Kirk's group is one of several pushing the concept of a federal trust fund for water, much like the one that finances the highway system through the federal gas tax. Advocates have put forth funding ideas like a surcharge on bottled water, fees on toilet paper and other "flushables," or some other broad revenue source, but it all sounds like a tax to those on Capitol Hill and is a hard sell. Federal funding for drinking water and waste-water treatment, in fact, has declined 24 percent since 2001.

Since federal largess cannot be counted on, the problem is squarely in the lap of local water systems. Some have had success. Atlanta, over the past five years, tackled a water system in crisis with a $3.9 billion improvement program. The city doubled water rates, and voters approved a 1 percent sales tax to help turn around a system in which raw sewage spilled into waterways, and dangerous street sinkholes and advisories to boil water were a regular occurrence due to water-main breaks.

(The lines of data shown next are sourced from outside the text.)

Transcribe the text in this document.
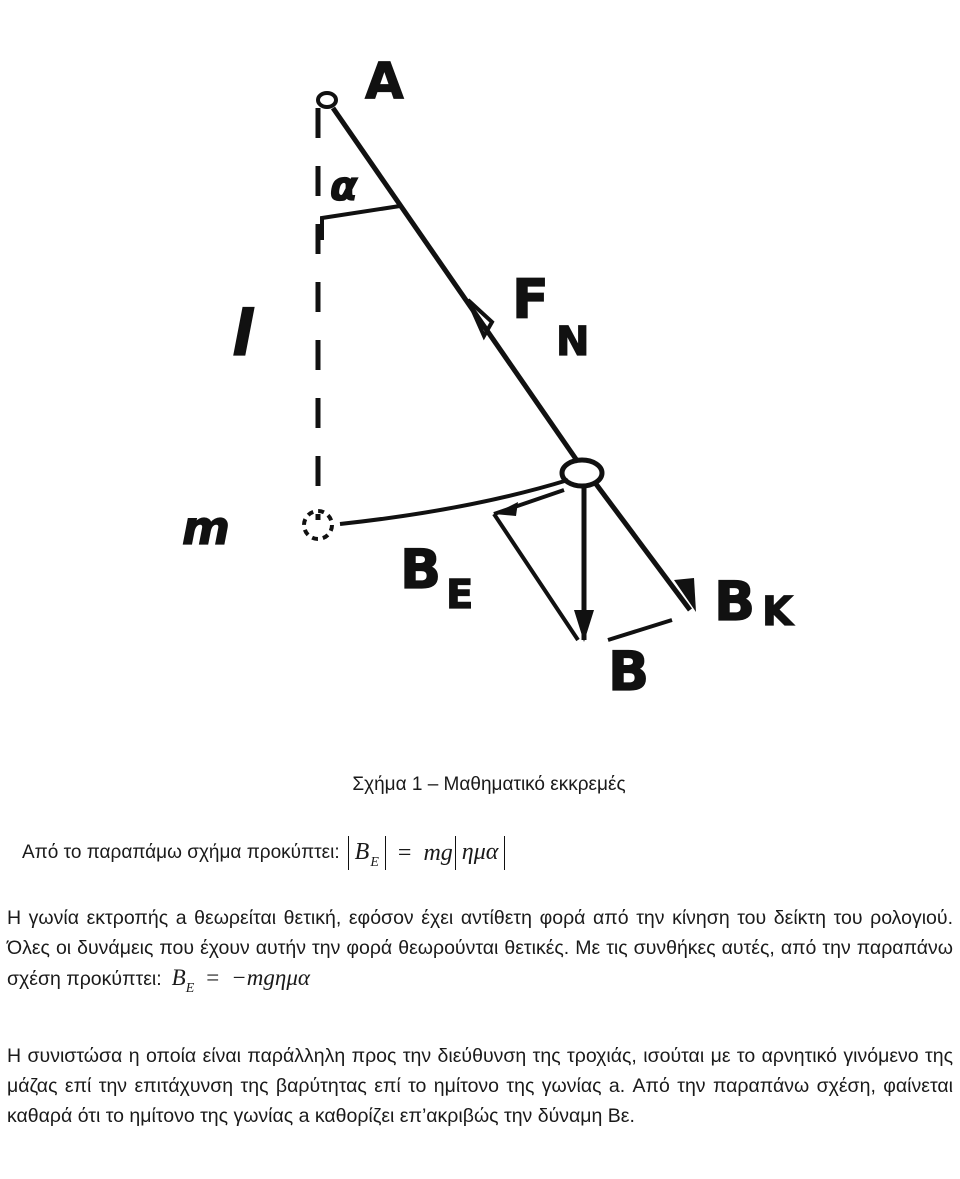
A
α
l	F
N
m
B E	B K
B
Σχήμα 1 – Μαθηματικό εκκρεμές
Από το παραπάμω σχήμα προκύπτει: $B_E$ = mg ημα
Η γωνία εκτροπής a θεωρείται θετική, εφόσον έχει αντίθετη φορά από την κίνηση του δείκτη του ρολογιού. Όλες οι δυνάμεις που έχουν αυτήν την φορά θεωρούνται θετικές. Με τις συνθήκες αυτές, από την παραπάνω σχέση προκύπτει: $B_E = -mg\eta\mu\alpha$
Η συνιστώσα η οποία είναι παράλληλη προς την διεύθυνση της τροχιάς, ισούται με το αρνητικό γινόμενο της μάζας επί την επιτάχυνση της βαρύτητας επί το ημίτονο της γωνίας a. Από την παραπάνω σχέση, φαίνεται καθαρά ότι το ημίτονο της γωνίας a καθορίζει επ’ακριβώς την δύναμη Βε.
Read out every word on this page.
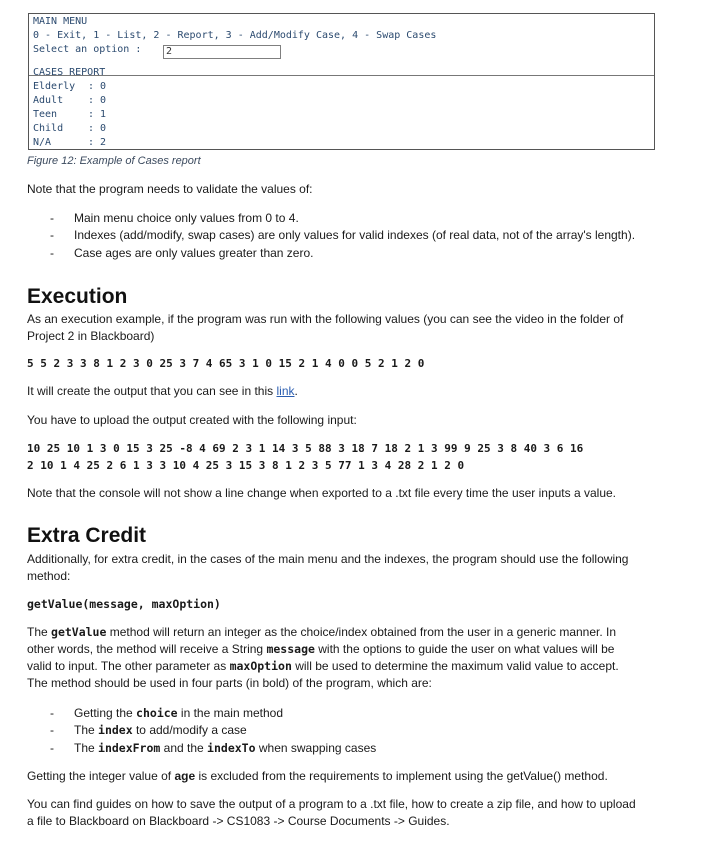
MAIN MENU
0 - Exit, 1 - List, 2 - Report, 3 - Add/Modify Case, 4 - Swap Cases
Select an option :	2
CASES REPORT
Elderly : 0
Adult : 0
Teen	: 1
Child : 0
N/A	: 2
Figure 12: Example of Cases report
Note that the program needs to validate the values of:
- Main menu choice only values from 0 to 4.
- Indexes (add/modify, swap cases) are only values for valid indexes (of real data, not of the array's length).
- Case ages are only values greater than zero.
Execution
As an execution example, if the program was run with the following values (you can see the video in the folder of
Project 2 in Blackboard)
5 5 2 3 3 8 1 2 3 0 25 3 7 4 65 3 1 0 15 2 1 4 0 0 5 2 1 2 0
It will create the output that you can see in this link.
You have to upload the output created with the following input:
10 25 10 1 3 0 15 3 25 -8 4 69 2 3 1 14 3 5 88 3 18 7 18 2 1 3 99 9 25 3 8 40 3 6 16
2 10 1 4 25 2 6 1 3 3 10 4 25 3 15 3 8 1 2 3 5 77 1 3 4 28 2 1 2 0
Note that the console will not show a line change when exported to a .txt file every time the user inputs a value.
Extra Credit
Additionally, for extra credit, in the cases of the main menu and the indexes, the program should use the following
method:
getValue(message, maxOption)
The getValue method will return an integer as the choice/index obtained from the user in a generic manner. In
other words, the method will receive a String message with the options to guide the user on what values will be
valid to input. The other parameter as maxOption will be used to determine the maximum valid value to accept.
The method should be used in four parts (in bold) of the program, which are:
- Getting the choice in the main method
- The index to add/modify a case
- The indexFrom and the indexTo when swapping cases
Getting the integer value of age is excluded from the requirements to implement using the getValue() method.
You can find guides on how to save the output of a program to a .txt file, how to create a zip file, and how to upload
a file to Blackboard on Blackboard -> CS1083 -> Course Documents -> Guides.
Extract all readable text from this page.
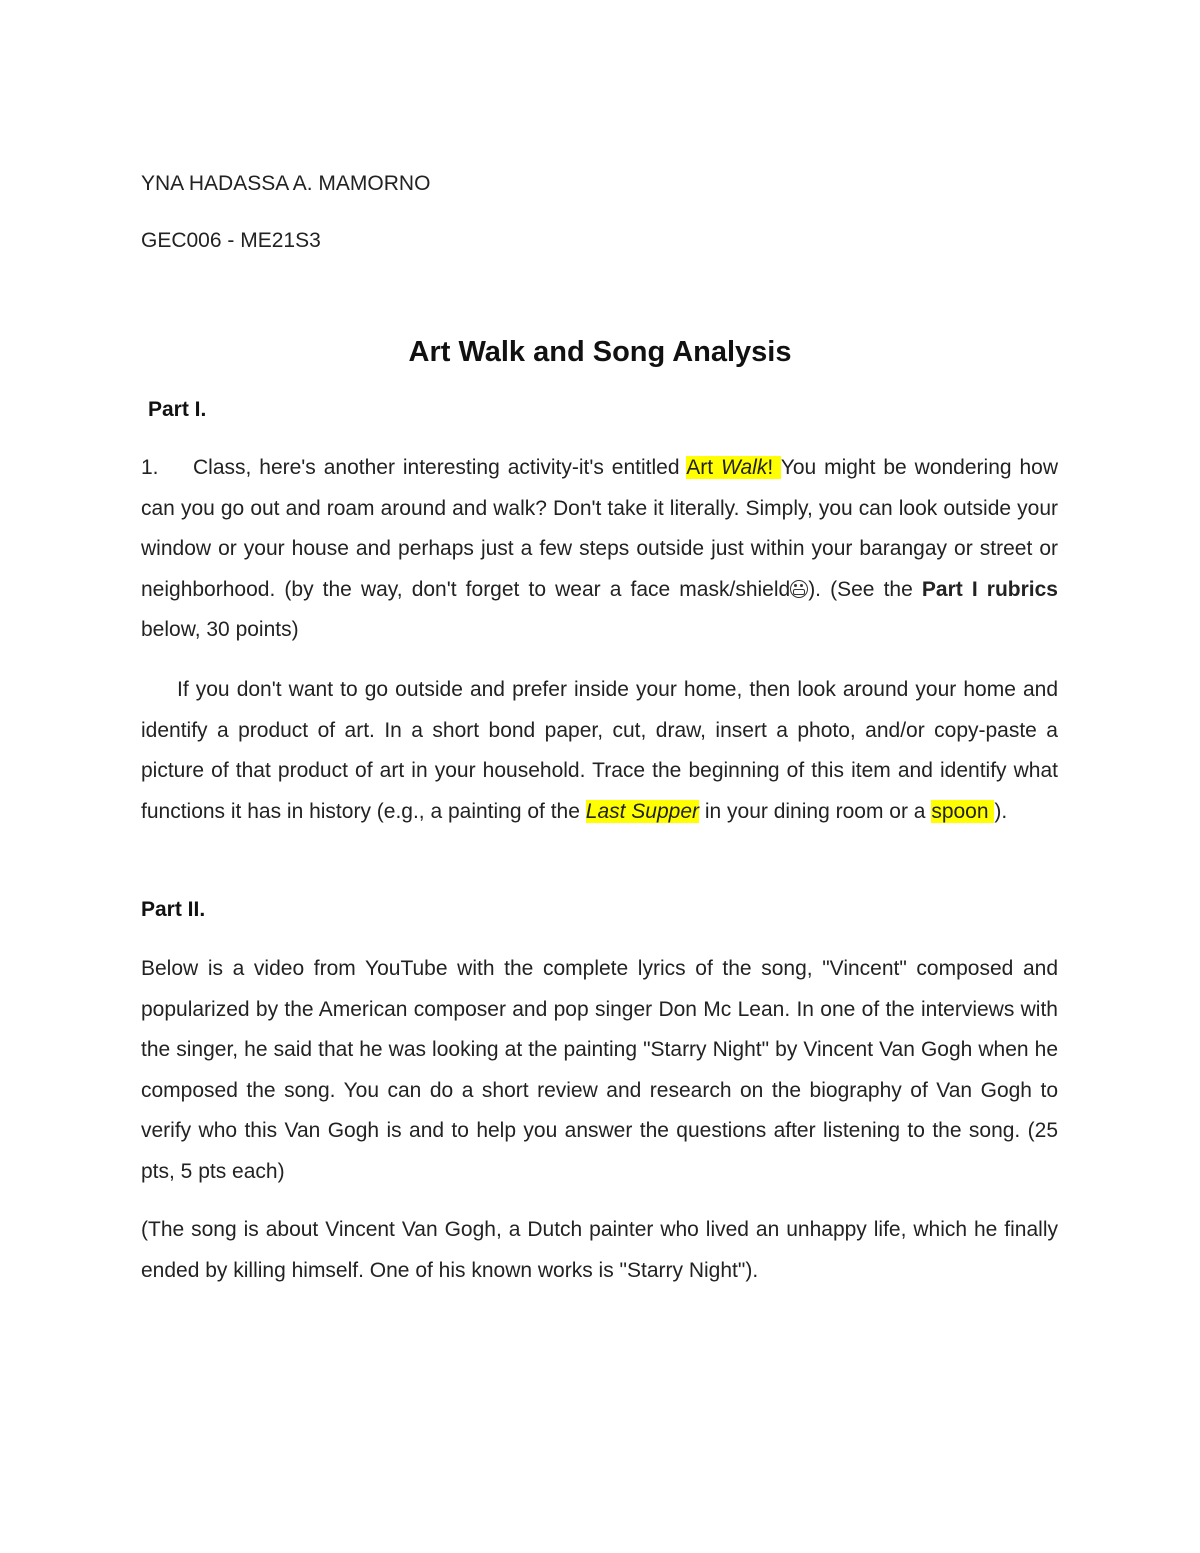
YNA HADASSA A. MAMORNO

GEC006 - ME21S3

Art Walk and Song Analysis
Part I.

1. Class, here's another interesting activity-it's entitled Art Walk! You might be wondering how can you go out and roam around and walk? Don't take it literally. Simply, you can look outside your window or your house and perhaps just a few steps outside just within your barangay or street or neighborhood. (by the way, don't forget to wear a face mask/shield ). (See the Part I rubrics below, 30 points)

If you don't want to go outside and prefer inside your home, then look around your home and identify a product of art. In a short bond paper, cut, draw, insert a photo, and/or copy-paste a picture of that product of art in your household. Trace the beginning of this item and identify what functions it has in history (e.g., a painting of the Last Supper in your dining room or a spoon ).

Part II.

Below is a video from YouTube with the complete lyrics of the song, "Vincent" composed and popularized by the American composer and pop singer Don Mc Lean. In one of the interviews with the singer, he said that he was looking at the painting "Starry Night" by Vincent Van Gogh when he composed the song. You can do a short review and research on the biography of Van Gogh to verify who this Van Gogh is and to help you answer the questions after listening to the song. (25 pts, 5 pts each)

(The song is about Vincent Van Gogh, a Dutch painter who lived an unhappy life, which he finally ended by killing himself. One of his known works is "Starry Night").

Aqua America, the largest U.S.-based private water company, has obtained approval in some states for regular limited rate increases to address infrastructure. Chief Executive Nicholas DeBenedictis says his company is at full-cost pricing, and consumers have seen rate hikes of no more than 2.5 percent every two years. That has enabled Aqua America to ramp up its pipe-replacement program, which was so behind in the early 1990s that it would have taken 900 years to deal with aging infrastructure.

Now, the company, which serves 2.8 million customers in 13 states, boasts it is able to replace 1 percent of its pipes annually. It's still a daunting job, however, since full replacement would take 100 years. And Aqua America continues to suffer its share of main breaks; in fact, the cost of the ruptures held the company's profit increase below 2 percent in the last quarter even as revenues soared 16 percent.

Risk averse. The economics have discouraged some would-be water saviors. German utility giant RWE wants to spin off its American water business just four years after entering the market here with great fanfare. Minutes of RWE corporate board meetings show that its executives concluded they had underestimated the business risk posed by decaying infrastructure and neglect.

Still, plenty of potential investors look at the same landscape—especially the prospect of monopoly ownership—and see an opportunity. Private-equity funds have moved onto the scene, scooping up two relatively small U.S. water systems last year at high premiums. But Jack Hoffbuhr, executive director of the American Water Works Association, isn't ready to identify it as a trend. "Water utilities are three to four times more capital intensive than any other utility," he says. "Once private-equity firms look at when they'd begin to see a return on their funds, they might not be quite as interested in investment."

Meanwhile, back in New Jersey, United Water still copes with water-main breaks even though it says it has spent $240 million in the past decade on capital improvements, including new pipelines. Now, it is trying to recoup some of those costs.

Just two weeks after the West New York main break, but unrelated to the incident, United Water announced it would ask its customers to pay 28 percent more for water, its first rate hike in a dozen years. Although that would add only $95 a year to the average bill, it will be a blow to the many poor residents in its service area.

In other words, it may make sense to pay more for water, but it still feels unfair to those who must buy this essential service, whatever the price. Water consultant Maxwell says the challenge is being faced worldwide. "How do we treat water more and more as an economic commodity—just like copper or oil or aluminum—and make rational economic decisions about it on the one hand," he says, "and on the other hand, accept that it's a fundamental human right and everybody has to have it to exist?"